After loss of daughter, Va. mother hopes her pain helps prevent prescription drug overdose deaths

The mother of a Centreville High School teenager who died of a prescription drug overdose is sharing her pain in hopes of preventing tragedies like this for other families.

Alexia Springer, 17, died in March after mixing prescription drugs with alcohol at a birthday party.

"There is not a second that goes by that I don't think of her," said Alexia's mother, Rona Powell. "Every day, every minute - 'Why did you make that choice, Alexia?'"

Powell thought she had done everything right. Her daughter was a varsity soccer player, a great student and homecoming princess. Powell said she was close to Alexia and had spoken to her about the dangers of drugs.

"I personally believed we were on that same page," Powell said. "I don't know what happened that night."

She said parents were home at the party, but the teenagers still ended up drinking and using drugs. Alexia left the party with a friend who was staying over at her house and went to bed. The friend later found Alexia was unconscious and not breathing.

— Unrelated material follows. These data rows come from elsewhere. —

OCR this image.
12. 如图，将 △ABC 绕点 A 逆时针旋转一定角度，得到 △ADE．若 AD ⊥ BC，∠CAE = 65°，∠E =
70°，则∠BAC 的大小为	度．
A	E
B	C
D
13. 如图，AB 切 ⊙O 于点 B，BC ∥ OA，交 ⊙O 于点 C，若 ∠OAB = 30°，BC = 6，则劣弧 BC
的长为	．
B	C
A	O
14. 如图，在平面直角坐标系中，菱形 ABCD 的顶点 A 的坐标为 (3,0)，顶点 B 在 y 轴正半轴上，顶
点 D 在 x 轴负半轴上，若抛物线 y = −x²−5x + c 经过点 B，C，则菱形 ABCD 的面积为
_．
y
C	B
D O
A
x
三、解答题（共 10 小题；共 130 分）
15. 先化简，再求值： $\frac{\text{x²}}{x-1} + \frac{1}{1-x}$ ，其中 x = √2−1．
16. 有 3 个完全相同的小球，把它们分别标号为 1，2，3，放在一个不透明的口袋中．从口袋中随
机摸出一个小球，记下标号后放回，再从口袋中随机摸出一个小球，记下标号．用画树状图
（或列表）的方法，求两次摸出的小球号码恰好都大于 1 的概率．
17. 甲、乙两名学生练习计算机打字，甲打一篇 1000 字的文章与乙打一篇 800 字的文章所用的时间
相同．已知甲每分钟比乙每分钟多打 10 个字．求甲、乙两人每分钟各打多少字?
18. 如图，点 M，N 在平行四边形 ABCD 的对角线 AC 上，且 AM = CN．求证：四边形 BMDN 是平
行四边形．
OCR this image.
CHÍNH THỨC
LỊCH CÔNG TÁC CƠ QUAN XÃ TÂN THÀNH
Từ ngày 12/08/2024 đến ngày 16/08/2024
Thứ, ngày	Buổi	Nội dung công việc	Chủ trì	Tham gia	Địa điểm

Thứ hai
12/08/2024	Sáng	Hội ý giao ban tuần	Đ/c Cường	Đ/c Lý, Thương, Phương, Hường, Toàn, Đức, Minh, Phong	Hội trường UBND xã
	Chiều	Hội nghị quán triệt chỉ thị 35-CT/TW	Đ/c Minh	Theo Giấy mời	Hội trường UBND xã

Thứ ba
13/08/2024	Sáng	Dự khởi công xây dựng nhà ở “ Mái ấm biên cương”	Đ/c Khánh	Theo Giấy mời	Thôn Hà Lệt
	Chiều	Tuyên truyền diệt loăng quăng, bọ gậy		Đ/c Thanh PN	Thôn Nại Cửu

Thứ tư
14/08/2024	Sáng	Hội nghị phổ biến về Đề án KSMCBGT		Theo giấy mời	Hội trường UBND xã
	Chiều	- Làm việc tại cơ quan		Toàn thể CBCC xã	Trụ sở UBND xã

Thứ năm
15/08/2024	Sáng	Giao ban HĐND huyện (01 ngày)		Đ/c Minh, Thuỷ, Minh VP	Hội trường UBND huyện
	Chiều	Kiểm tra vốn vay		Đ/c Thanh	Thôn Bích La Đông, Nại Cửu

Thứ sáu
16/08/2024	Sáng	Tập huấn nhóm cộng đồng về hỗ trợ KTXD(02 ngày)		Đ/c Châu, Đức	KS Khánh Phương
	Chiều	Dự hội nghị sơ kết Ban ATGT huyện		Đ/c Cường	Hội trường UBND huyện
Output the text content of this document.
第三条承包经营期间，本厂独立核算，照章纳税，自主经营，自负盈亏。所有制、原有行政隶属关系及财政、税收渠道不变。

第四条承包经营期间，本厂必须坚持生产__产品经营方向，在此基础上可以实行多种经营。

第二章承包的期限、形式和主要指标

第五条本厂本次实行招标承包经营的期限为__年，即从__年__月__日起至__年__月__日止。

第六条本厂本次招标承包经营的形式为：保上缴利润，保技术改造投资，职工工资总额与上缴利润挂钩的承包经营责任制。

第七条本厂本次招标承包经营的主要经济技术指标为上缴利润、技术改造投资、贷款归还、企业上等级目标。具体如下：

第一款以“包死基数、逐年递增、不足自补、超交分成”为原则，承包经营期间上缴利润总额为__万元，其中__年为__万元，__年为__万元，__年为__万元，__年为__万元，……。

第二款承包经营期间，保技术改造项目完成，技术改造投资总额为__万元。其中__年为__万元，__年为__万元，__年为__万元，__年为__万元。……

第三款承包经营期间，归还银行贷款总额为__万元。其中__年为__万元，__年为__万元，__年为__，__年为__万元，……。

An autopsy showed morphine, oxycodone, an anxiety drug, and alcohol in her system. David Evers, an 18-year-old from Clifton, Va., was arrested last month, linked to providing the drugs.

Powell said she briefly spoke to her daughter's friend after she was questioned by police.

"I said, 'Was this the first time?' And she said, 'Yes. This isn't something that Alexia has done before,'" Powell recalled.

She said more than anything, she wants other parents to get rid of the mindset that this could never happen to their child.

"I would never in a million years think that I would be sitting here telling you about my daughter's death because of an accidental drug overdose," Powell said. "For this to happen to Alexia, this could happen to anyone."

Powell spoke to FOX 5 ahead of a heroin and prescription drug awareness meeting at Centreville High School on Tuesday. It starts at 7 p.m. in the school's auditorium and is the second such meeting in Fairfax County since Alexia's death.

"I think it's great," said Powell. "I think it's very much needed. I think it's necessary for parents and teens to come together and realize what these drugs are doing."

Powell said spreading awareness about the dangers of prescription drugs is now lifetime commitment. She hopes her devastating loss might help save someone else.

"That is why I'm here and that is my goal," she said. "If it is one person. I hope it is many, many more. I just hope people realize this can happen. And these drugs are so toxic."